Later that night as I looked at the clown mask, I became terrified, feeling it was laughing at me. I didn’t understand why I was so scared. Then, years later in an Aesthetic Realism class, Ellen Reiss asked me about my desire to please: “As you made people smile, was it honestly or dishonestly?” She continued:

ER. I think you could honestly want to cheer up people. But also, did you want to fool people and control them? Was this cheerfulness a way of running the world? 

BB. I think it was with me.

She asked if I’d wanted to charm people. I said yes, and she asked, “Alone in your room, did you charm yourself?”

BB. No, not at all.   

ER. The charming, cheering up person is not the same as your thoughts about people to yourself.

As Ms.Reiss spoke to me, encouraging me to look straight at both the worst and the best in myself, I felt a weight lifted from me.

How Should We Use a Woman’s Praise?

When I asked Lauren Phillips to marry me, I took her yes as tremendous praise and used it to be complacent. I saw myself as enlightened, but in truth I had a conceited notion of how she should behave as a wife, including as to our apartment, our meals, etc.—in such a way as to make me the shining center of the universe. One day while Lauren was ironing my shirts, a job I assumed she felt privileged to do, she accidentally dropped the iron on her foot, injuring herself. I felt very bad—and as somehow responsible.

When I spoke in a class about what had occurred, Ms. Reiss asked me, “What do you want more, your wife’s honest respect, or for her to do what you want her to do?”

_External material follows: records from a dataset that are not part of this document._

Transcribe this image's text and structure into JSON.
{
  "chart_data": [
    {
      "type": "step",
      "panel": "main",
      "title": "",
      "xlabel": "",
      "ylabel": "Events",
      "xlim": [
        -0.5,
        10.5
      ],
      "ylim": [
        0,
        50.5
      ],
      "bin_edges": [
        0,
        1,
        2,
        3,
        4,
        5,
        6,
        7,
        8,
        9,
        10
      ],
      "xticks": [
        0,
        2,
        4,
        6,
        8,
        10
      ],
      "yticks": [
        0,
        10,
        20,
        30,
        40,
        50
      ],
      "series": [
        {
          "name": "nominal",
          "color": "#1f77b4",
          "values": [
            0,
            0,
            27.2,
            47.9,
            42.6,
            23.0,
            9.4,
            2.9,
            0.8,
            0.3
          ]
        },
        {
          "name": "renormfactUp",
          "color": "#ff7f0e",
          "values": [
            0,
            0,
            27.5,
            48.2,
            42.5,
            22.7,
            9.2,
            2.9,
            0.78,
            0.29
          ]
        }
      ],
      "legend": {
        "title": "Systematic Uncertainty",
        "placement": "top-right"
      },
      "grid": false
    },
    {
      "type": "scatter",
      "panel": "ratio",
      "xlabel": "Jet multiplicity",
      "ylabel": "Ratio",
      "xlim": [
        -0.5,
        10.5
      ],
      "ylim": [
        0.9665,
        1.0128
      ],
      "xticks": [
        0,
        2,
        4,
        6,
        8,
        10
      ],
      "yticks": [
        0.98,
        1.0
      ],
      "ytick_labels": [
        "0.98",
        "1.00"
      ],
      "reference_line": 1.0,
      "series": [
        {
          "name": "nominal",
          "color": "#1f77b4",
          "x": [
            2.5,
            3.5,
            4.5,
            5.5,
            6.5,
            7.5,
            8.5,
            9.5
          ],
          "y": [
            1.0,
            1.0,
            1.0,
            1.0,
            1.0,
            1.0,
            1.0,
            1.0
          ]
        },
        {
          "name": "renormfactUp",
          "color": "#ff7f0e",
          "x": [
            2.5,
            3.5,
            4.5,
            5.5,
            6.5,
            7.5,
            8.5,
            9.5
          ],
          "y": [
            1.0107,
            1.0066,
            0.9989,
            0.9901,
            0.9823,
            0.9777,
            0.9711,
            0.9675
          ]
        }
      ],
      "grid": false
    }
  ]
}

BB. I think I’ve been complacent. 

ER. Do you think you’ve made Lauren Phillips into a possession? Do you want to feel “I now have a wife,” or “I have a chance to comprehend a woman deeply”? Should you see that your purpose in getting married is to encourage Lauren Phillips—her mind, her like of the world?

I said yes, and meant it.

I love my wife with all my heart for encouraging me—with depth and humor and a beautiful exactness—to be a kind, ethical man. Lauren is a New York City public school teacher who uses the Aesthetic Realism Teaching Method, and being close to her has me respect and feel honestly closer to other people, to children and parents of many different backgrounds. The wonder and happiness I felt when I first met Lauren grow every day. And I am so glad we’ve been learning from Aesthetic Realism about love, marriage, and parenthood, together!